Su respuesta poco elegante nos deja una lección. Podemos preguntar algo similar al Gran Narrador, Dios: «Tú eres el Todopoderoso. ¿Por qué no solucionas mi problema?».

Aunque la Biblia está llena de preguntas difíciles para Dios, Él no nos manda callar. Pero cuando nos encontramos ante su presencia, tendemos a quedar callados.

Job, que sufrió enormemente, tenía grandes preguntas. Con sus hijos muertos, su riqueza perdida y su salud arruinada, lamentó ante Dios: «Clamo a ti, y no me oyes» (Job 30:20). Finalmente, Él respondió, pero de una manera sorprendente: «Yo te preguntaré, y tú me contestarás» (38:3). Job no tuvo respuesta y concluyó: «yo hablaba lo que no entendía» (42:3).

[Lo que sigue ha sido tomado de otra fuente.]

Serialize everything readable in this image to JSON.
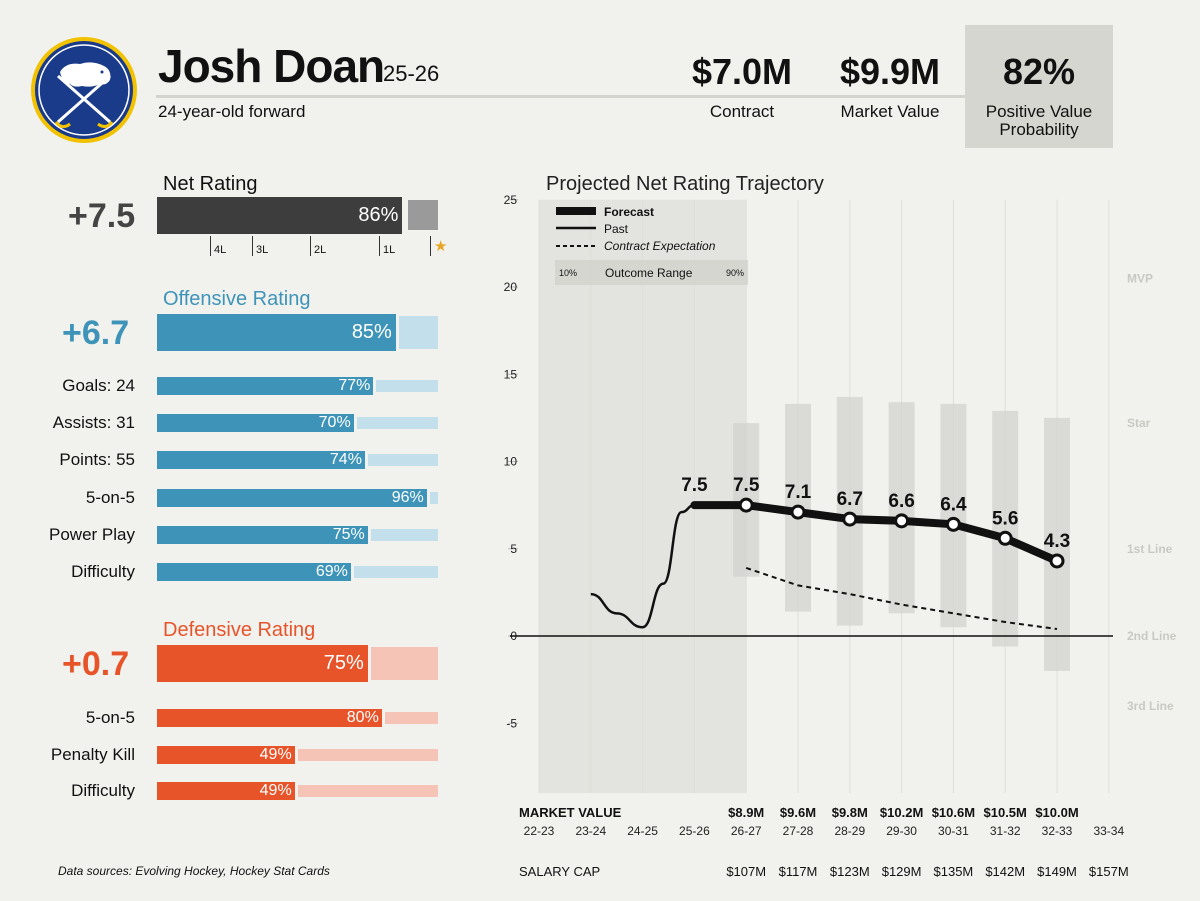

Si las águilas de Tolkien hubieran llevado a Frodo y Sam al corazón del mal en Mordor, no habría habido misión, ni historia, ni desarrollo de los personajes. Dios está escribiendo una historia y desarrollando tu carácter y el mío a través de ella. Estamos en una misión en la mayor comunidad de todas.

De:  Tim Gustafson

Reflexiona y ora

¿Cuándo te preguntaste por qué Dios no te hacía la vida más fácil? ¿Cómo lo ves obrando?
Dios, enséñame hoy sobre tu carácter.